BACKGROUND: Few primary care patients are screened for substance use. As part of a phased feasibility study examining the implementation of electronic health record-integrated screening with the Tobacco, Alcohol, and Prescription Medication Screening (TAPS) Tool and clinical decision support (CDS) in rural primary care clinics, focus groups were conducted to identify early indicators of success and challenges to screening implementation.
METHOD: Focus groups (n = 6) were conducted with medical assistants (MAs: n = 3: 19 participants) and primary care providers (PCPs: n = 3: 13 participants) approximately one month following screening implementation in three Federally Qualified Health Centers in Maine. Rapid analysis and matrix analysis using Proctor’s Taxonomy of Implementation Outcomes were used to explore implementation outcomes.
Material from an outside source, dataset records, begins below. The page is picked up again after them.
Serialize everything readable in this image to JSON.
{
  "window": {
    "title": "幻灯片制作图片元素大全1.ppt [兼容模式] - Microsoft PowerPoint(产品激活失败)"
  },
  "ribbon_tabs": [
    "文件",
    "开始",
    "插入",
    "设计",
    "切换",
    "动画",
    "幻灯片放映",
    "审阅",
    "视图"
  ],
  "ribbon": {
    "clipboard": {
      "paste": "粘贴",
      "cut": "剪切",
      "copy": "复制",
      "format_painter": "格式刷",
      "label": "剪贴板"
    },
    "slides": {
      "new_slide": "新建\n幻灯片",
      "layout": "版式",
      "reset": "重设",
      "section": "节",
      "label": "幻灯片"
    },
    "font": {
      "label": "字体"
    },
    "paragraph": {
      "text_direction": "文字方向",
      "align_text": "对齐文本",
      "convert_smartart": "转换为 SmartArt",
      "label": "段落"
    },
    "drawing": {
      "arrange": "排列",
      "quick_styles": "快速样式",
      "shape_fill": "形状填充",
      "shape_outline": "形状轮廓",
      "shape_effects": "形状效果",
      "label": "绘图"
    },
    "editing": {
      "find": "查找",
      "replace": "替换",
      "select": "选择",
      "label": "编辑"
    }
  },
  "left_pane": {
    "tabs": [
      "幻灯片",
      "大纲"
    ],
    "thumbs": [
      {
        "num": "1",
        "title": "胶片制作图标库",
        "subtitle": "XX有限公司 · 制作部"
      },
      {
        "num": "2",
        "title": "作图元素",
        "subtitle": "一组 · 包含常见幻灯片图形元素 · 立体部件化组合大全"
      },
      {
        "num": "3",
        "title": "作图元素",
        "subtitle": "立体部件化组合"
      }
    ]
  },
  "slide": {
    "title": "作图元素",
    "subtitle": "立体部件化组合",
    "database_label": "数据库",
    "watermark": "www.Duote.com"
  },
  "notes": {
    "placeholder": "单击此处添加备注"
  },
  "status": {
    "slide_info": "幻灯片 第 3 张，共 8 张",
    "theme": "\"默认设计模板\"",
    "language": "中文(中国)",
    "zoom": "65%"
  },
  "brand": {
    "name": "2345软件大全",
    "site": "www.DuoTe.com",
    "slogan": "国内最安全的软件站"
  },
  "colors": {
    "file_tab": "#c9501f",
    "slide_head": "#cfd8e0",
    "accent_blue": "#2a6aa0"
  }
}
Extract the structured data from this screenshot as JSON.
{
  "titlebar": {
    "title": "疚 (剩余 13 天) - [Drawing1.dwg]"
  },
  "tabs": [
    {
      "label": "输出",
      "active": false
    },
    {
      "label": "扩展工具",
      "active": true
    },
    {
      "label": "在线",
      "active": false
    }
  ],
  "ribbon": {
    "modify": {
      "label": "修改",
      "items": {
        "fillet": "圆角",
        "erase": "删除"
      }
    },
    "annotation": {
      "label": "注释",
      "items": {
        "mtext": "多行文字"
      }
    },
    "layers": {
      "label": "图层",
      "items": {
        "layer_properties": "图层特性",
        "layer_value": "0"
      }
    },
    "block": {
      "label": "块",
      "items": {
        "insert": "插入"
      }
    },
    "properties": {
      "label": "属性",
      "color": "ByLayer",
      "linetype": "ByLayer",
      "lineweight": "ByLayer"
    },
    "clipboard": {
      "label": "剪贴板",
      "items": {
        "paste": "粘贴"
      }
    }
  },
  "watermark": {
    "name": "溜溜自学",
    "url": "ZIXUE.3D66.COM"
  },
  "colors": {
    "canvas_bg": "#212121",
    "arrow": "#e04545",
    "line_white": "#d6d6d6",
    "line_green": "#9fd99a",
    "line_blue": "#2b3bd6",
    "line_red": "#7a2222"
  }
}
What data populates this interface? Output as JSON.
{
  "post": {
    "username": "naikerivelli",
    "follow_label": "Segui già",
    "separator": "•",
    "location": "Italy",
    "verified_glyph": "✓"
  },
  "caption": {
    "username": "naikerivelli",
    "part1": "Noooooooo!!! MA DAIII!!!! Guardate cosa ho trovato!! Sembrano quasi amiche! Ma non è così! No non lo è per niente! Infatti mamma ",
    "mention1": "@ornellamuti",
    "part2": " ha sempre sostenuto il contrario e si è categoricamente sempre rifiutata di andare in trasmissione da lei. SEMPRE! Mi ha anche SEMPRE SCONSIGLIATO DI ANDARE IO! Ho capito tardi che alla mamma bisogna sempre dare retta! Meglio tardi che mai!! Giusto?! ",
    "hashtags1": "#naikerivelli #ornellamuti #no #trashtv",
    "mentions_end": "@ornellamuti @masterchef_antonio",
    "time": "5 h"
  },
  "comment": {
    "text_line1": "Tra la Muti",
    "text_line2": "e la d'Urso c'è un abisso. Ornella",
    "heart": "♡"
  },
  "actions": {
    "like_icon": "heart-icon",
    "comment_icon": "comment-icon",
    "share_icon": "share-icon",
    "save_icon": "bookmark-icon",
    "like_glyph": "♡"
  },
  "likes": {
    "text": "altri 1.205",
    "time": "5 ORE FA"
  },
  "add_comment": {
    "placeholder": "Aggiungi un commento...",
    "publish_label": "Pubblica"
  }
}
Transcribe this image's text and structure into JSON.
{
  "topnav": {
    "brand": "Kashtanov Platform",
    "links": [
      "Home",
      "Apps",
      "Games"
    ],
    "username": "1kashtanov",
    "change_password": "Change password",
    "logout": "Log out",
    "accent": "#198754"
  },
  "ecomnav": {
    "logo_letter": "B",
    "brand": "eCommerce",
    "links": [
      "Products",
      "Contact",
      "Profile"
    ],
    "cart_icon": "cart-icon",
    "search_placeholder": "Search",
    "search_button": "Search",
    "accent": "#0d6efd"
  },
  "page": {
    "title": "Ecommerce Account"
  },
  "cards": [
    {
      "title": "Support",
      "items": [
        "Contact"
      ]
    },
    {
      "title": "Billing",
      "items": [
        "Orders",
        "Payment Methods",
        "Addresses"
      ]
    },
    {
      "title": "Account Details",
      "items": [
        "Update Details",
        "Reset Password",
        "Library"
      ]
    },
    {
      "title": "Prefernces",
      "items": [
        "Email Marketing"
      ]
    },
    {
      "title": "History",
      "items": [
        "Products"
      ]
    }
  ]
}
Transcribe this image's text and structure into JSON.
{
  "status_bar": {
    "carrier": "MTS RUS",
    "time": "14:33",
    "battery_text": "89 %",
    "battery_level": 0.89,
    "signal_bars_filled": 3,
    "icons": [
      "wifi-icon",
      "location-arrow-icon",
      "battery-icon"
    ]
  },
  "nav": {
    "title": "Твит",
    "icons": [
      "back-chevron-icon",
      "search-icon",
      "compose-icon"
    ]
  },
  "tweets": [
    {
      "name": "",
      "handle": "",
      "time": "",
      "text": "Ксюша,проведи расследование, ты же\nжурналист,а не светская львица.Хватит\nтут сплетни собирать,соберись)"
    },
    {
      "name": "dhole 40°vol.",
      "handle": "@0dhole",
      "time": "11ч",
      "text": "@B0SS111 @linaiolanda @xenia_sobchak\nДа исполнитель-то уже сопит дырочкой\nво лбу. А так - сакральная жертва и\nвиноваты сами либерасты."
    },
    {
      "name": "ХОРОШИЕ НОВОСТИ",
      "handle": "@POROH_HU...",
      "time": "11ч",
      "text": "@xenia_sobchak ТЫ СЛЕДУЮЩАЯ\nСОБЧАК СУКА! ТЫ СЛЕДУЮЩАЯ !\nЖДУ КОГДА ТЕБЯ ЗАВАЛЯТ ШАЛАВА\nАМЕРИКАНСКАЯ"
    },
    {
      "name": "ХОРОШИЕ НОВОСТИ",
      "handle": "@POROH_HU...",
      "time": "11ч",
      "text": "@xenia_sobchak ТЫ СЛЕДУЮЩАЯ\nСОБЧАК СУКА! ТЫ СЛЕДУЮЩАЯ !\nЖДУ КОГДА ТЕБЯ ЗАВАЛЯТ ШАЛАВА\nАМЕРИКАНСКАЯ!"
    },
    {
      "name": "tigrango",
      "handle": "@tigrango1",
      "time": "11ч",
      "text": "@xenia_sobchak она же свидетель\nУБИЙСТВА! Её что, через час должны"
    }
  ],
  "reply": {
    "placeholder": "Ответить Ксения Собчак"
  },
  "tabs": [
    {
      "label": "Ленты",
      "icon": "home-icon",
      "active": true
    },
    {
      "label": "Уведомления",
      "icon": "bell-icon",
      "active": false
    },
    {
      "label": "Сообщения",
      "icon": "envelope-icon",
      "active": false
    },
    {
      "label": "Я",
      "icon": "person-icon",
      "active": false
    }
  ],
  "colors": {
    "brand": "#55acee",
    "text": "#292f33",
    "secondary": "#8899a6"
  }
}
RESULTS: There was consensus that screening is being used, but use of the CDS was lower, in part due to limited positive screens. Fidelity was high among MAs, though discomfort with the CDS surfaced among PCPs, impacting adoption and fidelity. The TAPS Tool’s content, credibility and ease of workflow integration were favorably assessed. Challenges include screening solely at annual visits and self-administered screening for certain patients.
CONCLUSIONS: Results reveal indicators of implementation success and strategies to address challenges to screening for substance use in primary care.
Early implementation of screening for substance use in rural primary care: A rapid analytic qualitative study
Substance Abuse, 42 (4), 678-691. doi: 10.1080/08897077.2020.1827125. PMCID: PMC8626097.